Solex has engaged Haywood Securities Inc. as its financial advisor and Ogilvy Renault LLP as its legal advisor. Homeland has engaged Cassels Brock & Blackwell LLP as its legal advisor.

Niger Uranium Projects

This transaction does not include Homeland's extensive interests in Niger where Homeland is continuing to advance its highly prospective uranium concessions. For an update on our most recent developments on Homeland's uranium projects in Niger, please see the February 24, 2010 Press Release which is available on our website at www.homelanduranium.com. Further information on future plans for Homeland's Niger projects will be made known in due course.

About Homeland Uranium Inc.

The Company is a natural resource company engaged in the acquisition, exploration and development of uranium properties. The Company's focus is on exploration for uranium in the Arlit region of Niger, where the Company has an interest in the Agelal Project and the Asekra Project, which include eight exploration concessions covering an area of approximately 3,731 square kilometres. The Company also holds rights to 4 exploration properties in Colorado, United States. Homeland owns approximately 12.7% of the issued and outstanding common shares of Macusani Yellowcake on a non-diluted basis.

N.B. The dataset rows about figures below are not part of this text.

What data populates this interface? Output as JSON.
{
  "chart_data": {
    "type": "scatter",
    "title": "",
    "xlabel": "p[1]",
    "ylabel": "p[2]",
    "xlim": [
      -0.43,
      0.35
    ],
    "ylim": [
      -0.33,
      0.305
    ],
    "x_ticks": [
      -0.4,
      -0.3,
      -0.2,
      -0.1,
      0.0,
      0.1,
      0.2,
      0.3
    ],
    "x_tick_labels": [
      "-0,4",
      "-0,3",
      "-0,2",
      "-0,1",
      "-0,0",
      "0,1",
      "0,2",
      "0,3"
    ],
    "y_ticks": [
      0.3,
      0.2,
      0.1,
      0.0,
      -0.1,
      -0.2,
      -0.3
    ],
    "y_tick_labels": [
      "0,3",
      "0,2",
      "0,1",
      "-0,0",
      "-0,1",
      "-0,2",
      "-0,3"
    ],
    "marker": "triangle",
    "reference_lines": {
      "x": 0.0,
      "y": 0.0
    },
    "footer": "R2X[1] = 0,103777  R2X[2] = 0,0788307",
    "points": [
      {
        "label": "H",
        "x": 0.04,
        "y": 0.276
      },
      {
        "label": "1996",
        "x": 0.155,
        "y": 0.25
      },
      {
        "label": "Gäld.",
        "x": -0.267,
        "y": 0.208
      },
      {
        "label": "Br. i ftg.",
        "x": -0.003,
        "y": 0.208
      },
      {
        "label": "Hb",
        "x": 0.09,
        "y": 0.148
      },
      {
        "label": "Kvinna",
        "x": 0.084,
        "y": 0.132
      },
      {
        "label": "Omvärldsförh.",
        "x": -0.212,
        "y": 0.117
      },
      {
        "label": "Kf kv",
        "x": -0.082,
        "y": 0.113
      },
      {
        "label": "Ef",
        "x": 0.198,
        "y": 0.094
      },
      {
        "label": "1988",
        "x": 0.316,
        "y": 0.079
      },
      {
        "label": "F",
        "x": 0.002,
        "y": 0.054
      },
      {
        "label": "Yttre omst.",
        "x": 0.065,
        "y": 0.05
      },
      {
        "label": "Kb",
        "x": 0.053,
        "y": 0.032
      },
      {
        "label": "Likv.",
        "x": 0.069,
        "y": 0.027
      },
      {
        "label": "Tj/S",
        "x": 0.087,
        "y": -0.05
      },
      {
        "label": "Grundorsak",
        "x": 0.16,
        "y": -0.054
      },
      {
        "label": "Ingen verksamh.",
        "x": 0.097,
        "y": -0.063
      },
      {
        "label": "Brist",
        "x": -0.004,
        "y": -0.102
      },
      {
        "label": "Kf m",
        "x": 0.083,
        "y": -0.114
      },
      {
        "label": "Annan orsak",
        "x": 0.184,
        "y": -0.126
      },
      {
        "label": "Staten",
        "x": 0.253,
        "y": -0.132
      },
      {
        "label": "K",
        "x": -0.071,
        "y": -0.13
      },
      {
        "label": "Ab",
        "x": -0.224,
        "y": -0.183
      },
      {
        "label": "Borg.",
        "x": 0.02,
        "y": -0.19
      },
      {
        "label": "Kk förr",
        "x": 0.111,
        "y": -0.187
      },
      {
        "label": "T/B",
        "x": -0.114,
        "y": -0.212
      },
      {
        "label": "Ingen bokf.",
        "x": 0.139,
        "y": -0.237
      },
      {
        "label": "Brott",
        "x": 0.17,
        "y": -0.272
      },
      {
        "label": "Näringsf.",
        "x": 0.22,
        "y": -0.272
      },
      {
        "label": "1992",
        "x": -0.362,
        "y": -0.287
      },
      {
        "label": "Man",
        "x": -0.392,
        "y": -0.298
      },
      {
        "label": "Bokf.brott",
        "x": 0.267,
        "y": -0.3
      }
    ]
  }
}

This news release may contain forward-looking statements that are based on the Company's' expectations, estimates and projections regarding its business and the economic environment in which it operates. These statements are not guarantees of future performance and involve risks and uncertainties that are difficult to control or predict. Therefore, actual outcomes and results may differ materially from those expressed in these forward-looking statements and readers should not place undue reliance on such statements. Statements speak only as of the date on which they are made, and the Company undertakes no obligation to update them publicly to reflect new information or the occurrence of future events or circumstances, unless otherwise required to do so by law.